Vectors are persisted in .contextualizer/vector.db with better-sqlite3.
The database uses:
PRAGMA journal_mode = WALfor concurrent-friendly write behavior.- A
filestable keyed by path and hash. - A
chunkstable containing symbol metadata, line ranges, source snippets, and vector BLOBs. - Bulk transactional writes with
db.transaction()so chunk inserts are committed as a batch. - Binary vector storage via
Buffer.from(embedding.buffer).
At search time, BLOBs are reconstructed as typed arrays:
new Float32Array(
row.embedding.buffer,
row.embedding.byteOffset,
row.embedding.byteLength / Float32Array.BYTES_PER_ELEMENT
);Cosine similarity is computed over typed arrays and the top matches are ranked in memory.
Install dependencies:
npm installIndex a codebase:
node index.js index .Index with a fixed worker count:
node index.js index . --workers 4Check cache drift without writing updates:
node index.js status .Search indexed code:
node index.js search "hash files with sha256" .Return JSON output:
node index.js search "worker pool queue" . --jsonRun the search latency benchmark against the current directory:
node scripts/benchmark.jsRun against another indexed target:
node scripts/benchmark.js ./src "authentication logic"The benchmark opens .contextualizer/vector.db, embeds a dummy query once, runs 1,000 cosine-similarity scans, and reports average, p50, p90, and p95 latency in milliseconds.
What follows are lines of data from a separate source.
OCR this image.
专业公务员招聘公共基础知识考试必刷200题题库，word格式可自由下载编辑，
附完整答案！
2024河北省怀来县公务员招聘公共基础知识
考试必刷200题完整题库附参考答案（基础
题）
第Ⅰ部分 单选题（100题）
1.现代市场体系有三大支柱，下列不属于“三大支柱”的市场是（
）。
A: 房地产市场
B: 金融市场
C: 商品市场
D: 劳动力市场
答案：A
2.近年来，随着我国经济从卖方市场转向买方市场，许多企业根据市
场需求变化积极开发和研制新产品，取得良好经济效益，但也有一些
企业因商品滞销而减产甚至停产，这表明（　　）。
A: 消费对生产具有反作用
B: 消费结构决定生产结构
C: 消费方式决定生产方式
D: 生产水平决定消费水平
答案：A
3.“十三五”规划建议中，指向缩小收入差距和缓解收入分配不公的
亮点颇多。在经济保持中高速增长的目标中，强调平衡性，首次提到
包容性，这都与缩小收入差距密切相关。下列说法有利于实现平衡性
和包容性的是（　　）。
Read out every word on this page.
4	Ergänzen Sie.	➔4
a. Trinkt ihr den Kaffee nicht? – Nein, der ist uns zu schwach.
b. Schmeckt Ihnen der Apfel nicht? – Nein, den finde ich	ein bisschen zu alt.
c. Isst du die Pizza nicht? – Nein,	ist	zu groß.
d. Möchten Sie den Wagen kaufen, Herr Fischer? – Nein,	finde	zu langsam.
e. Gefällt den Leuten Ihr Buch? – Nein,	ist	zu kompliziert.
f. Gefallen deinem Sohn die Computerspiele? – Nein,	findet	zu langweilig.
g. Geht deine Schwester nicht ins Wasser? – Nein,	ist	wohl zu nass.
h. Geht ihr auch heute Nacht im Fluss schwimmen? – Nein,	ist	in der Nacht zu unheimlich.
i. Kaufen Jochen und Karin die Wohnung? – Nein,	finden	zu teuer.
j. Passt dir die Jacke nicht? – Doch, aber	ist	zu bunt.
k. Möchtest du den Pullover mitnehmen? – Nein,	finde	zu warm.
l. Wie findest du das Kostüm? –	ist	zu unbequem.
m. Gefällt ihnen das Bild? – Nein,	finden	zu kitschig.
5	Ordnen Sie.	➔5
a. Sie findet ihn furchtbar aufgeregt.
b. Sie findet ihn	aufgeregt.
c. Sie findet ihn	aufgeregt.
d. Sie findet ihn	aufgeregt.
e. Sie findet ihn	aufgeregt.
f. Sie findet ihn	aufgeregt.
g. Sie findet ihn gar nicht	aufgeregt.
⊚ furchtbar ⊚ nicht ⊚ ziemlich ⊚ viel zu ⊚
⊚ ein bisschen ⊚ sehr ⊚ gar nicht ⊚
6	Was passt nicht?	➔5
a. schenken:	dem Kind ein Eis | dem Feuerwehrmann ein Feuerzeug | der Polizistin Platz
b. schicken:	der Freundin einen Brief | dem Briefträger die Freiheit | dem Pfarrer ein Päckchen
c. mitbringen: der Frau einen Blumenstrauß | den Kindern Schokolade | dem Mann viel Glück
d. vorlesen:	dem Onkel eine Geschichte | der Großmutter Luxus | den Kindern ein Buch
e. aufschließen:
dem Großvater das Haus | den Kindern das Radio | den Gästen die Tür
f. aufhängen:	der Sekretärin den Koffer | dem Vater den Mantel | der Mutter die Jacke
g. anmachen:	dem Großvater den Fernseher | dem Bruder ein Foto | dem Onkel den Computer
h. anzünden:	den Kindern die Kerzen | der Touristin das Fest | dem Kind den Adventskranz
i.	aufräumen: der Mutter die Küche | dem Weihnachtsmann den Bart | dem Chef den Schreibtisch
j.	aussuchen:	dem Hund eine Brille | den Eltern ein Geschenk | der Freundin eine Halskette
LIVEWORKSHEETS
Performance: Achieves sub-0.0763ms p95 vector retrieval latency over 1,000 local queries.
The parser dispatch layer currently routes JavaScript-family files:
.js.jsx.mjs.cjs
Unsupported source extensions are skipped gracefully. The architecture is ready for additional Tree-sitter grammars through the parser router.
- No external embedding APIs are used.
- Unchanged files are not re-parsed or re-embedded.
- Indexing skips source files over 1 MB, common binary extensions, and obvious minified bundles before they reach the parser.
- Ctrl+C aborts active indexing, terminates worker threads, and closes open SQLite handles.
- SQLite writes happen on the main thread after worker results return.
- Search loads the local embedding model as a singleton for query vectors.
- The system favors explicit typed-array and BLOB boundaries over generic JavaScript arrays.